Key takeaways
Investors were helped by reassuring comments from the Bank of Japan and stronger US jobs market data, while market volatility fell back to more ‘normal’ levels.
Markets attempt to guess the Fed’s next move
Last week’s market turmoil saw speculation about the US Federal Reserve Bank (the Fed) reducing interest rates by more than expected, perhaps before their next planned meeting in September. This reflected fears that weak jobs data showed the US was much closer to a recession than previously thought, and hopes that the move would revive the stock market. Investors have grown used to the Fed being used as a last resort to prevent market turmoil, such as during the global financial crisis of 2007-8 and at the start of the COVID-19 pandemic in 2020. Critics argue that this distorts free markets, but others suggest it reinforces financial stability. On balance, though, it seems unlikely that the Fed will move before September.
Is market volatility always bad?
At the beginning of last week, the main measure of expected volatility in the stock markets, the CBOE Volatility Index (VIX), rose to its highest level since the beginning of the pandemic, before dropping again as the week ended. Volatility is a statistical measure of an asset’s price moves compared to its average performance. When higher, volatility is often associated with dramatic market sell-offs and shares that quickly move higher or lower. As investors feel the effects of share losses more that their gains, high volatility is usually regarded as something to be avoided. However, it’s worth noting that volatility can prove beneficial to long-term investors by providing a lower entry price to a quality long-term holding than would otherwise be the case.
Lower inventories and geopolitics support oil price
Despite the Brent crude oil price in dollar terms slumping to its low for the year on Monday, it had recovered to close to positive territory by the end of the week.

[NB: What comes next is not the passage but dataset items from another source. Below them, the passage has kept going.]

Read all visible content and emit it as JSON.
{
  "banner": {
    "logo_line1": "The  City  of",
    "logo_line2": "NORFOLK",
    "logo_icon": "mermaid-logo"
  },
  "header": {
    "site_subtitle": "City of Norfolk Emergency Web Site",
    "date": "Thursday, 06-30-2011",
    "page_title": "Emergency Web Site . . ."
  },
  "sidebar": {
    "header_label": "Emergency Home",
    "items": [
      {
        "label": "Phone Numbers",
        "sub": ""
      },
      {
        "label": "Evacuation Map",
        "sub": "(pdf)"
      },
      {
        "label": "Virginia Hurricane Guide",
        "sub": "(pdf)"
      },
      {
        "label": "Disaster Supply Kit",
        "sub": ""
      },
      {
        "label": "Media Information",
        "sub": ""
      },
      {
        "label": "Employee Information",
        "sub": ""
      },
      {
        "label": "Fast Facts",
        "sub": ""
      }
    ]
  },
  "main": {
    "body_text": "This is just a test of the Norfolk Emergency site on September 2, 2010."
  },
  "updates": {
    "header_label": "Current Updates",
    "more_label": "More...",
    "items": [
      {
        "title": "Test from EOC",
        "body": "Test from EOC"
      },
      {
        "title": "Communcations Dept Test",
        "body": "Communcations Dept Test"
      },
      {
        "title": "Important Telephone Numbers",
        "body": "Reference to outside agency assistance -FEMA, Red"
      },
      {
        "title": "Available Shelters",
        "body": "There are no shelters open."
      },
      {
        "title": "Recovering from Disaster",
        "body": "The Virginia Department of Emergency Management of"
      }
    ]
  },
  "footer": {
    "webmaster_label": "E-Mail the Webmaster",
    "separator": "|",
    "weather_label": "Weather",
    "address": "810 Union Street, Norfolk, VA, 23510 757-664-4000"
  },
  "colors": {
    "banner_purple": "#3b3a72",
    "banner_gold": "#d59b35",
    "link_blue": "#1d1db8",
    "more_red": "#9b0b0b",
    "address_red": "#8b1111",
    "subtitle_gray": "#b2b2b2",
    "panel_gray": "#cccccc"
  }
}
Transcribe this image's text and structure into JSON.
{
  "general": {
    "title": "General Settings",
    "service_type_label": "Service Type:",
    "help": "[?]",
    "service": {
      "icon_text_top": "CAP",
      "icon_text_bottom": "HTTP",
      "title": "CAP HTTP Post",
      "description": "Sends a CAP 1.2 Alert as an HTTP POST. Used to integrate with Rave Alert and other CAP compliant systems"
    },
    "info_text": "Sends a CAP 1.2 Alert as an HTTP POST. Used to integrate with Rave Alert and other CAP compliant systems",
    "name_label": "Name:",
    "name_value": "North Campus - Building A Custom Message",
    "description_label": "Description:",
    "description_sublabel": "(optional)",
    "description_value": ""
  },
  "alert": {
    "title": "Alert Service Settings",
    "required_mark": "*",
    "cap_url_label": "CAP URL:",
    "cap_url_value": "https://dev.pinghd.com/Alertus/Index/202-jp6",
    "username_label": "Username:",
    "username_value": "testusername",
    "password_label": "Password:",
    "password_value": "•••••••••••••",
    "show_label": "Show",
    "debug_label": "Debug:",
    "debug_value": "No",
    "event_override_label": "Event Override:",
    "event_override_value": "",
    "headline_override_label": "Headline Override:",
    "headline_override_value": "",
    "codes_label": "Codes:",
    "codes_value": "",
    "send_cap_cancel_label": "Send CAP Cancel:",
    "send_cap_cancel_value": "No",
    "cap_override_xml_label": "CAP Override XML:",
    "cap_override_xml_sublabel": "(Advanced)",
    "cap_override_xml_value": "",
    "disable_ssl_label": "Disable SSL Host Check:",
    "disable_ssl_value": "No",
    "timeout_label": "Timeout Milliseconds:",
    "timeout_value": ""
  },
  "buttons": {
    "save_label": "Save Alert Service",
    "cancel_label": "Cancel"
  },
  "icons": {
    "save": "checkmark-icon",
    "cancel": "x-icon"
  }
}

However, the price remains well below the 12-month high of $98 per barrel, reflecting investor concerns of a possible US recession. Factors helping to support the oil price include economic data suggesting that US recessionary fears are overdone, and an increasingly hostile geopolitical backdrop in the Middle East. A continuing decline in US crude oil inventories, in part a reflection of OPEC+ member production cuts, has also proved helpful.
Market moves
The S&P 500 experienced both its best and worst performing trading days over the past eighteen months, but still managed to end the week within two points of the previous week’s close, supported by more helpful US jobless claims (unemployment benefits) data.
The Japanese stock market staged a strong rebound following a 12.4% decline on Monday. The Bank of Japan, regarded as a catalyst of the recent market unrest, suggested that additional near-term interest rate rises were on hold.
What to look out for this week
On Wednesday, July consumer inflation data in both the US and UK.
On Thursday, the release of UK economic growth (GDP) for the second quarter, as well as US July retail sales and industrial production.
On Friday, preliminary US consumer sentiment data for August.